As the trail continues up, it crosses creeks a couple more times and skirts a large marshy meadow. The low vegetation covers holes and small downed logs, making uneven footing. This difficulty is offset by the pockets of mature forest and small meadows with a riot of color in summer and fall.
At 1.5 miles (elevation 6380 feet), the trail steepens as it climbs away from the creek and toward the old cabin site. A somewhat dilapidated signboard marks the site of the cabin, at 1.8 miles (elevation 6640 feet). The old miner's cabin and other wood structures are long gone, but in a few places find the rusted metal remnants of the mining activity.
The mines are about 200 feet higher on the hillside. Access is essentially cross-country over downed logs, through brush, and over or around rocky outcrops. As of 2018, the trail above the cabin site is marked with orange diamonds, small cairns, double blazes (chainsawed), and cut logs. The general direction is 0.2 mile north, then 0.6 mile north-northwest. These general directions do not describe all the minor wandering of the trail through this area.
The trail climbs out of the burn zone into an area with minimal fire impact and pockets of trees. In the forest area, the trail is easily followed, whereas in the meadow and grassy areas, routefinding is difficult; the cairns can be hidden by the tall grass. While climbing up this, the views improve across the valley and up to Tiffany Mountain.
At 2.6 miles, (elevation 7350 feet) take two short switchbacks and then the junction with the North Summit Trail. From this point, there are at least four options. The easiest is to hike back down to the trailhead.

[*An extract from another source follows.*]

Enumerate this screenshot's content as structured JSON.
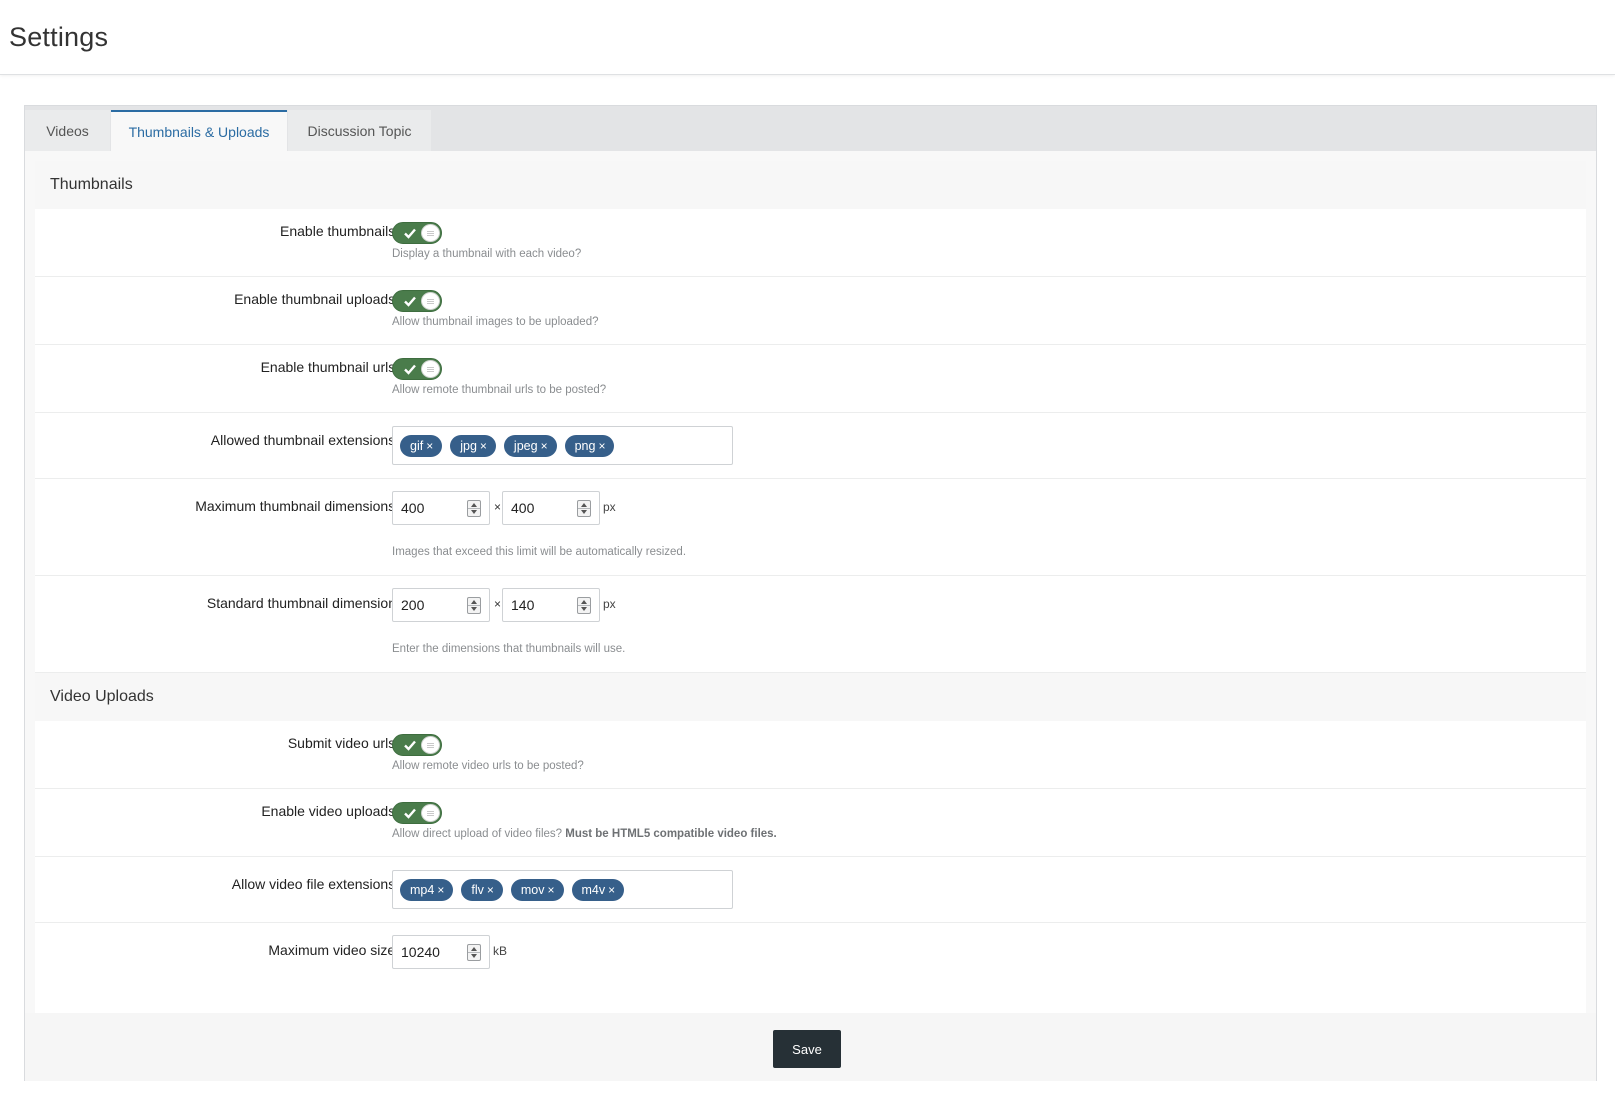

WTA Pro-Tip: A loop with a two-mile road walk can be completed by turning north to Whistler Pass and out the Freezeout Ridge Trail, with or without going up and over Tiffany Mountain. The trail south can be explored toward the Clark Ridge Trail, although south of the junction the North Summit Trail can be difficult to follow. Lastly, Clark Peak can be reached via a cross-country climb through the steep meadows.